Friday, August 7, 2020

Gold: I Fear Izabella Kaminska Has Gone Over To The Dark Side

Here's our quick-n-dirty primer on the topic she's about to dive into, from 2013's:

Commodities: Backwardation vs. Normal Backwardation
We're going to be hearing these terms a lot in the next few weeks.
Even very sharp people can have trouble integrating the concepts into their investing worldview so that the relationships are seen automatically and you can use your brain for other, important, things.
First up, the framework:
contango: CURRENT spot price < future price
backwardation: CURRENT spot price > future price

normal contango: EXPECTED spot price < future price
normal backwardation: EXPECTED spot price > future price
That's it.

If a person can get the picture at a subconscious level they have a chance at making it in commodities....MUCH MORE
And now, with trepidation and one of those guys in the snazzy vestments on speed dial should we need an emergency exorcism, Izabella Kaminska at FT Alphaville, August 7, AD 2020:

What’s with gold backwardation? 
With so much going on, the revival of the gold price in recent weeks hasn’t really got the attention it deserves.
Yet in historical terms, the rally has been noteworthy:...
... The fact the gold price is zooming in the face of record monetary expansion and debt issuance is hardly surprising though. It is, after all, precisely the sort of economic environment that should bring out gold enthusiasts who have long predicted the dollar-supported western financial system is due a collapse.

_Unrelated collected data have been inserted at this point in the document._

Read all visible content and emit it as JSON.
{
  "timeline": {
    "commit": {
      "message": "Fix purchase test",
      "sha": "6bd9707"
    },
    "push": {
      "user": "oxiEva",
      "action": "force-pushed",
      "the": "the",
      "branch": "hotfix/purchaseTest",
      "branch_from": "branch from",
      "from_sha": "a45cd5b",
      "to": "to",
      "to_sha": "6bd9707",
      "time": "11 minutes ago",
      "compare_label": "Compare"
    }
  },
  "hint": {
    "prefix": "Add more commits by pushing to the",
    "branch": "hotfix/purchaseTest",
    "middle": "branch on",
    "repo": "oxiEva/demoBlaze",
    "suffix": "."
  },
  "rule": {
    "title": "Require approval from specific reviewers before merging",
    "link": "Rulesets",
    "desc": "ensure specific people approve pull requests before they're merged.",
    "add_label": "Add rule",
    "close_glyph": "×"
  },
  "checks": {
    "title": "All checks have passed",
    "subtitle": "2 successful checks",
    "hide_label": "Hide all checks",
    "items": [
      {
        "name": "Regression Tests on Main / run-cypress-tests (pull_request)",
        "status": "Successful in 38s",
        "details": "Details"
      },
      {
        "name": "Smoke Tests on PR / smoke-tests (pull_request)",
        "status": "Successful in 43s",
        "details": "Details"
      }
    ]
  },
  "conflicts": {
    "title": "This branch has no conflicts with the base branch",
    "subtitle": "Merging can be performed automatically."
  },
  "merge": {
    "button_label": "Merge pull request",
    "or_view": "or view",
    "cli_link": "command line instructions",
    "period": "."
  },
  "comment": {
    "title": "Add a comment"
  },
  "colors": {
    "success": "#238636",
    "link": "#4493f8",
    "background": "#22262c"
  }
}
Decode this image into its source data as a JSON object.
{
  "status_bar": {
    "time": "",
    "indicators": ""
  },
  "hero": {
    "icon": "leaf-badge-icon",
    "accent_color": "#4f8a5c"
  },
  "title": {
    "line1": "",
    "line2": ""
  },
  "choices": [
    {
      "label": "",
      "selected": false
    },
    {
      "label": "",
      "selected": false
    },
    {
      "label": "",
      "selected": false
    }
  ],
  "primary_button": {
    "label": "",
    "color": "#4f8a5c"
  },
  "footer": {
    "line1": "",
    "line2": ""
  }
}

But could they — at least this time — have a point?

Here at FT Alphaville, we tend to refrain from goldbuggist views about the superiority of gold-backed monetary systems. We have long pointed out the flaws in this shiny metal-centric view of monetarism. These include everything from cross-of-gold vulnerabilities to the impracticalities of metallic money in a digital age, and the fundamental debt-based nature of money. There’s also gold’s dicey record as an anti-inflationary store of value.

But as with most things, there is a time and place for gold.
Occasionally the gold markets, especially those related to gold-financing and leasing, offer interesting insights into what is happening in money markets.

In that regard, one particularly arcane area of goldbuggism relates to the analysis and interpretation of the gold forward structure. This, the theory states, is indicative of wider monetary system stability.
A particular signal of distress is said to be the rare emergence of backwardation. Both backwardation and its opposite, contango, are descriptions of the structure of commodity futures curves. If prices of forward or future commodity prices (especially relative to spot prices available today) ascend the more we move into the future, the curve structure is said to be in contango. If they descend, it is said to be in backwardation.

Backwardation nation
The concept of gold backwardation first came to the attention of the gold investing community back in 2008 when Professor Antal E. Fekete, a self-described “renowned mathematician and monetary scientist” and advocate of New Austrian economic thinking, posted a red alert about the structure manifesting in the gold market for the first time ever. The appearance, however, was only temporary. It disappeared shortly after.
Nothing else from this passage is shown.